Travel should be a time to let go of self-imposed rules that may ordinarily hold you back. Step outside yourself and explore who you really want to be (or who’s inside already, just waiting to come out). Travel should feel free and liberating. While it’s tempting to try and “make the most” of your trip by over-planning and even over-thinking, the real way to get some true benefit from your journey is to let yourself go. That being said, whether you’re a week-long vacationer or a full-time nomad, there ARE some travel rules that will help you get more from your wanderings.
1. Practice Patience and Respect
When you first arrive at a new destination, it’s normal to see what’s different from home. Depending where you are, these differences can be observed in food, dress, pace and sense of time. Different is not wrong. Avoid the urge to constantly bring up “how we do it at home,” and pay attention to the possible benefits of another way of doing things. If you ordered your meal an hour ago, and you just saw someone go back into the kitchen with the main ingredient, enjoy the conversation of fellow travelers. Have another beer. Ask your server about his or her family. Train late? Flight cancelled? Sounds like a good opportunity for people watching. Ultimately, you’ll be surprised how much more tolerant travel can make you. Learning a few words of the local language, educating yourself on dress, customs and history will greatly enrich your visit. Respecting alternate ways of doing things is naturally part of Rule #2, Keeping and Open Mind.
2. Keep an Open Mind
Learn your own travel rhythm and style. I am admittedly an over-thinker and over-researcher. When I travel, however, I have accepted that over-planning only leads to disappointment. The best plan is to NOT have a plan. Go ahead and make a list of must-sees if you must, but rest assured, your favorite spots are usually not on that list. New ideas are precisely what lead to innovation and development. The more you learn to adapt to unforeseen circumstances the less likely you are to get left behind. Getting off the beaten path (and it it’s already in the guidebook, you’re definitely not there) or at least getting out of your own comfort zone is incredibly rewarding.
3. Get Over Yourself
Getting over yourself means trying new things, going out on a limb and facing your fears. Whether it’s big and bold like skydiving or as simple as ordering a coffee in the few words of Vietnamese you’ve been able to pick up, forcing yourself to embrace what you might initially find to be uncomfortable situations often proves to be very rewarding. Thinking back on those moments will help you at home too. Next time you are nervously preparing for a meeting, reflect on that time you rejected your fear of heights and climbed a tree to get a better look at a sloth or swallowed your pride to ask a shy girl at the birthday party in Venezuela to dance a salsa!
4. Don’t Rush
We find we’ve been moving more and more toward Long-Term Slow Travel as our travel style, or at least our desired travel style. There’s almost nowhere we’ve visited that we didn’t wish we’d had more time. The more we travel, the more we realize it’s not all about checking things off a list. Seeing the tallest, longest, biggest or most well-known sights may give you clout in some circles, but it’s the side-street, hidden gems that stick in your mind as the best discoveries. Ditch those check-off boxes and go where the wind blows you, even if it’s just for the day. We’ve found a much greater sense of accomplishment in uncovering spots that may not be special to anyone but us. When it comes down to it, what we love about travel is not having seen the Taj Mahal or the Eiffel Tower, but how we internalize the experiences we have away from home and integrate them into our developing selves.

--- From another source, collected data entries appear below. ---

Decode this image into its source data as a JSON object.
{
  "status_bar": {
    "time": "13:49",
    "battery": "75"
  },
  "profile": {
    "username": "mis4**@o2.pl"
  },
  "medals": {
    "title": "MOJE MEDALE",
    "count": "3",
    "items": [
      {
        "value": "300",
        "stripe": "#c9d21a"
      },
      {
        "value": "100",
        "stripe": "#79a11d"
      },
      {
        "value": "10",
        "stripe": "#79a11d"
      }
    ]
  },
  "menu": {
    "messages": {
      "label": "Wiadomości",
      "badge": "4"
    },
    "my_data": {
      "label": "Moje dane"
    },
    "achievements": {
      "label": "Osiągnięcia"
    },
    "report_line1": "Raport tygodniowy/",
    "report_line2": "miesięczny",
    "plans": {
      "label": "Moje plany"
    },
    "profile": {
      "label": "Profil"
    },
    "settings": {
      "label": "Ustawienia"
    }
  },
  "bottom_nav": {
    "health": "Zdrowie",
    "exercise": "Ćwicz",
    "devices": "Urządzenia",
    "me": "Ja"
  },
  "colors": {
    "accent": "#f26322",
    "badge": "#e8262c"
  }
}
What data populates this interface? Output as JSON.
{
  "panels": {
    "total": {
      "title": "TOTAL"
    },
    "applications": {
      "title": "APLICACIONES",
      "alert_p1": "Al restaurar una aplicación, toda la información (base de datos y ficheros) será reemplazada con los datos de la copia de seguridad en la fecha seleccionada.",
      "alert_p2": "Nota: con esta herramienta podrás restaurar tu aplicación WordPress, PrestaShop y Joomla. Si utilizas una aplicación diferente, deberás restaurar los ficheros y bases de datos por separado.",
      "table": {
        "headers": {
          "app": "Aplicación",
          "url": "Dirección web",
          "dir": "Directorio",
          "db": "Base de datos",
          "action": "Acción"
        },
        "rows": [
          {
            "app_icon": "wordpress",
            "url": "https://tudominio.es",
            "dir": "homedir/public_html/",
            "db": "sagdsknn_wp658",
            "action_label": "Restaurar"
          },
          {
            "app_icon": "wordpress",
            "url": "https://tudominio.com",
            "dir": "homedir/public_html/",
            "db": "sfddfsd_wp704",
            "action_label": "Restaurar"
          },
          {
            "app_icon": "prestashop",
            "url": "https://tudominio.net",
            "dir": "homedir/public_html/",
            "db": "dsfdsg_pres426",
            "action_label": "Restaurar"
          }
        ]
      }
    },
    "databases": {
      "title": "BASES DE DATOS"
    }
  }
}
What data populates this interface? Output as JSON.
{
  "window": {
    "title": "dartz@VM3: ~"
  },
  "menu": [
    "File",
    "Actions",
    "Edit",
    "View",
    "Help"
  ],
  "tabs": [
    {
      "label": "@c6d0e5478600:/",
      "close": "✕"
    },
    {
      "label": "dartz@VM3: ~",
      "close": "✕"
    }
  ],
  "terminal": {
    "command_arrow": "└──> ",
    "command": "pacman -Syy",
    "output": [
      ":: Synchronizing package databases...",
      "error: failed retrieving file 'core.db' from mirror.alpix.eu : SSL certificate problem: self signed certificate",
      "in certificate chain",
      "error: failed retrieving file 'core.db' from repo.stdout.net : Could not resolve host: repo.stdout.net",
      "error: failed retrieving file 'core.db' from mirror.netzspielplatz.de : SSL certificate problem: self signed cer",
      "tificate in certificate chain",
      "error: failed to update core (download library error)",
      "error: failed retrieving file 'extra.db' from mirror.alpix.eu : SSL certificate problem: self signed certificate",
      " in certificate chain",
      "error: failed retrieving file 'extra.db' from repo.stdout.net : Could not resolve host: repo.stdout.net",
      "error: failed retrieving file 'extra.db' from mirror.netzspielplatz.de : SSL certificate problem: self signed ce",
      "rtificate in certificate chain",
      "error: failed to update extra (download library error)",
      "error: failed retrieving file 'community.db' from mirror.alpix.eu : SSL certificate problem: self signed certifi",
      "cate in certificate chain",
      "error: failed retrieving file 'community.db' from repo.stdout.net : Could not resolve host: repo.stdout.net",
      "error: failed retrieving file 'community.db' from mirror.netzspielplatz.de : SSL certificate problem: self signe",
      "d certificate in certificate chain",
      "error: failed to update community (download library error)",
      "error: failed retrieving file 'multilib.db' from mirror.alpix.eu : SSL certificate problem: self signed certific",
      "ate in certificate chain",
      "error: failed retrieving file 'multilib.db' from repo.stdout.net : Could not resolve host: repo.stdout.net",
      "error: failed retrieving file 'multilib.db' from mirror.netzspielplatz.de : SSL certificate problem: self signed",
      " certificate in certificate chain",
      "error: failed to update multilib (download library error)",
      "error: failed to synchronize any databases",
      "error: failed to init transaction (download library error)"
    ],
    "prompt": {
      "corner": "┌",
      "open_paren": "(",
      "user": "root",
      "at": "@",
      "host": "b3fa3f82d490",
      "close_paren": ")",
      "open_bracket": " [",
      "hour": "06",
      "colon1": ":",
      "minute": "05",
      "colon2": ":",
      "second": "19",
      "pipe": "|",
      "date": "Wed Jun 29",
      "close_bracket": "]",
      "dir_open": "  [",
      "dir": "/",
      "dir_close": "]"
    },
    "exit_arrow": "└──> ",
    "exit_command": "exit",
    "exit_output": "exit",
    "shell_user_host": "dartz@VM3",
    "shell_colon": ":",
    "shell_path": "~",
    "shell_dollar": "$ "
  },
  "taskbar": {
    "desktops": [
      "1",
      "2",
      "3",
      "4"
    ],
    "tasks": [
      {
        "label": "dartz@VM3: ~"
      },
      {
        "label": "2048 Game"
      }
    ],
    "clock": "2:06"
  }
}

That’s right. Appreciate. Appreciate water, appreciate shelter, love, friends, flowers, coffee… Scarcity abounds in the world, but those of us from countries-o-plenty often don’t appreciate the abundance we enjoy and sometimes squander. We’ve been to some incredibly poor countries, but the positive attitudes and welcoming nature of their citizens never fail to amaze us. We’ve spent time, had conversations and shared meals with folks whose annual income is less than the cost of the clothes we were wearing (and we don’t spend much on clothes), but many of those same people are only too happy to share what little they have. While we truly love our own country, the narcissism, self-centeredness and greed we’re all sometimes guilty of leads us to focus on the wrong things in life. Appreciate what you’ve got, and focus on what really matters. Count your blessings and show your gratitude.
Regardless of the destination or length of the trip, travel changes us. Sometimes those changes are immediate and dramatic. Other times they are more gradual, and hit you once you’ve been back home for a while. All of these rules will help you to live in the moment. Trust me, you won’t have the slightest urge to check your email while walking to a waterfall in the jungle in Indonesia or gazing up at the stars in Hawaii, and there’s no amount of checking your Twitter feed or Facebook status that can replace conversation and connections with other humans.
The most important thing is to enjoy yourself each and every day no matter where you are. Enjoy the walk to the bus station, enjoy the roof-top restaurant at a guesthouse. Whatever it may be ENJOY IT!